E’ online da qualche giorno il nuovo servizio “la mia pensione”, che l’Inps ha ufficializzato con il messaggio dello scorso 30 aprile. Si tratta, in sintesi, dell’attesa “busta arancione”, più volte annunciata negli anni scorsi e mai arrivata a realizzazione.

Ora, invece, complici le semplificazioni assicurate dalla tecnologia dell’informazione, l’obiettivo è apparso alla portata, tanto che il presidente del’lente previdenziale Tito Boeri ne ha annunciato la realizzazione e, in poche settimane, si è arrivati al documento che attua una novità molto attesa.

Sono tre gli elementi chiave de “La mia pensione”, la pagina che consente ai lavoratori di calcolare il proprio ammontare pensionistico maturato nell’incrocio tra età anagrafica, contributi versati e storia lavorativa.


Secondo i calcoli dell’Inps, dovrebbero essere poco meno di 18 milioni i cittadini interessati dal nuovo strumento, cioè coloro che hanno alle spalle anni di versamenti Fondo Pensioni Lavoratori Dipendenti, alle Gestioni Speciali dei Lavoratori Autonomi (Artigiani e Commercianti, Coltivatori diretti, coloni e mezzadri), e alle varie Gestioni separate.

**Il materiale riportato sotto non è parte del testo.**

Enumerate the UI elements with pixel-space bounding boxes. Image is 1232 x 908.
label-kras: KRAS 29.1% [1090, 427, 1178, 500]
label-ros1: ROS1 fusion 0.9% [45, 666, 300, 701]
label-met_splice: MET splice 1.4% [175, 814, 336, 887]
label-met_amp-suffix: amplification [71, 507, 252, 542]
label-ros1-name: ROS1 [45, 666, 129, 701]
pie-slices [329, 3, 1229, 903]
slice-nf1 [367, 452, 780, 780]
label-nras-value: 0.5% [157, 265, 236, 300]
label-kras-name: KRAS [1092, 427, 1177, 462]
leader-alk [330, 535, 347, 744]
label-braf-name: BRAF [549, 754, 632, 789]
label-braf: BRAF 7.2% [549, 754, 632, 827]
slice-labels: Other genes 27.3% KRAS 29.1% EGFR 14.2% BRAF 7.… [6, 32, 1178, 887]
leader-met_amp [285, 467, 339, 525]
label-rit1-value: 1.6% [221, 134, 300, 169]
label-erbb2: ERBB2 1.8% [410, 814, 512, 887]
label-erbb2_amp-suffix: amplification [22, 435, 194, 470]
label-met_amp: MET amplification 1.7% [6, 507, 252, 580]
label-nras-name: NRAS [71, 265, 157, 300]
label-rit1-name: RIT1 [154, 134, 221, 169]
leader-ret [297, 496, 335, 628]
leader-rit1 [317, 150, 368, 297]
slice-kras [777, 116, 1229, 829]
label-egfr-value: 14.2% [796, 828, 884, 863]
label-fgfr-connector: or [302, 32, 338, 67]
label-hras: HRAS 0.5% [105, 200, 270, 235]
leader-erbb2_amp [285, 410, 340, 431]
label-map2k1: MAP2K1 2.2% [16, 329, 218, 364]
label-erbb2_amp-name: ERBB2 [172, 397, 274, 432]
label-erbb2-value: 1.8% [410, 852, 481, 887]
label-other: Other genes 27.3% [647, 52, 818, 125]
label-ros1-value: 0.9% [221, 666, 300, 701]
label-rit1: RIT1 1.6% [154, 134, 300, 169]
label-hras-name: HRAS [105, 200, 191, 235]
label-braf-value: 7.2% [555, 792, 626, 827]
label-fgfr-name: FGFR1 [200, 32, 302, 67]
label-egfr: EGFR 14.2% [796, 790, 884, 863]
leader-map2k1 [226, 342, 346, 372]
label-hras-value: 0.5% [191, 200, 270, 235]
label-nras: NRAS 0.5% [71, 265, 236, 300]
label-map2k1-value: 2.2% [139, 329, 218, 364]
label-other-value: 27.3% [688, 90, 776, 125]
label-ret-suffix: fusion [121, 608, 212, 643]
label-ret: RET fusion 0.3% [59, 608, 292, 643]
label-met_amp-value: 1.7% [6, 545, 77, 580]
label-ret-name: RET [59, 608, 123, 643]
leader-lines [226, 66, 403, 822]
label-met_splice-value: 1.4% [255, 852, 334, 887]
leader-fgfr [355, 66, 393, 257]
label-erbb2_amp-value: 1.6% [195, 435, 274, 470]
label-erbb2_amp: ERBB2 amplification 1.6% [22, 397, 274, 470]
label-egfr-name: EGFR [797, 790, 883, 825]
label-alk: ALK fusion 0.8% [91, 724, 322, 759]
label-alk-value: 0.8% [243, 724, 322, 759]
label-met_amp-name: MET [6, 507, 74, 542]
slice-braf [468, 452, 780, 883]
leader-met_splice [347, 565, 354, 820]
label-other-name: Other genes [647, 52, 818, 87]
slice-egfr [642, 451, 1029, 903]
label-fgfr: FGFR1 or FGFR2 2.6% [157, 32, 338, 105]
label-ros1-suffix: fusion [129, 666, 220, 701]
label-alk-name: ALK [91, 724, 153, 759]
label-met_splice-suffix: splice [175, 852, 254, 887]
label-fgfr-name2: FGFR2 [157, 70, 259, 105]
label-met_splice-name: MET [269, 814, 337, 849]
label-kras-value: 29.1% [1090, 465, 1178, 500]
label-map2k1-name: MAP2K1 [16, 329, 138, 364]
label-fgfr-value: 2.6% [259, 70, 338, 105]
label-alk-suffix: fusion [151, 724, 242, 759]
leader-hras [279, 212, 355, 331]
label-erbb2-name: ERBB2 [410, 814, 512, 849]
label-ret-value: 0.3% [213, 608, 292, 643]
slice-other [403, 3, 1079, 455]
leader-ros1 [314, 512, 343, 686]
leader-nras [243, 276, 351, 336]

Non tutte queste fasce, però, possono già usufruire del meccanismo di calcolo messo a disposizione dalle istituzioni di welfare. nello specifico, la tabella di marcia messa a punto dall’Inps prevede i seguenti step:

dal primo maggio, i lavoratori fino a 40 anni;

dal primo giugno, quelli fino a 50 anni;

dal primo luglio anche gli over 50.

Insomma, ancora un paio di mesi e poi “La mia pensione” dovrebbe entrare a pieno regime secondo quelli che sono i dettami descritti dal comunicato ufficiale Inps. Nel frattempo, dovrebbe entrare in vigore anche l’altra riforma annunciata da Boeri nelle passate settimane, cioè l’omologazione del giorno di emissione degli assegni pensonistici al primo di ogni mese per tutte le prestazioni.

L’anno prossimo, poi, la macchina dovrebbe essere perfettamente oliata e, così, anche i dipendenti pubblici ex Inpdap potranno accedere al servizio online.

Come si entra alla mia pensione

E’ sufficiente possedere il codice Pin ottenuto tramite sito Inps – utilizzato anche per il download del 730 precompilato – per entrare nella sezione servizi per il cittadino.

Chi non ha ancora un Pin, riceverà comunque a partire da settembre una comunicazione cartacea sullo stato del proprio castelletto pensionistico.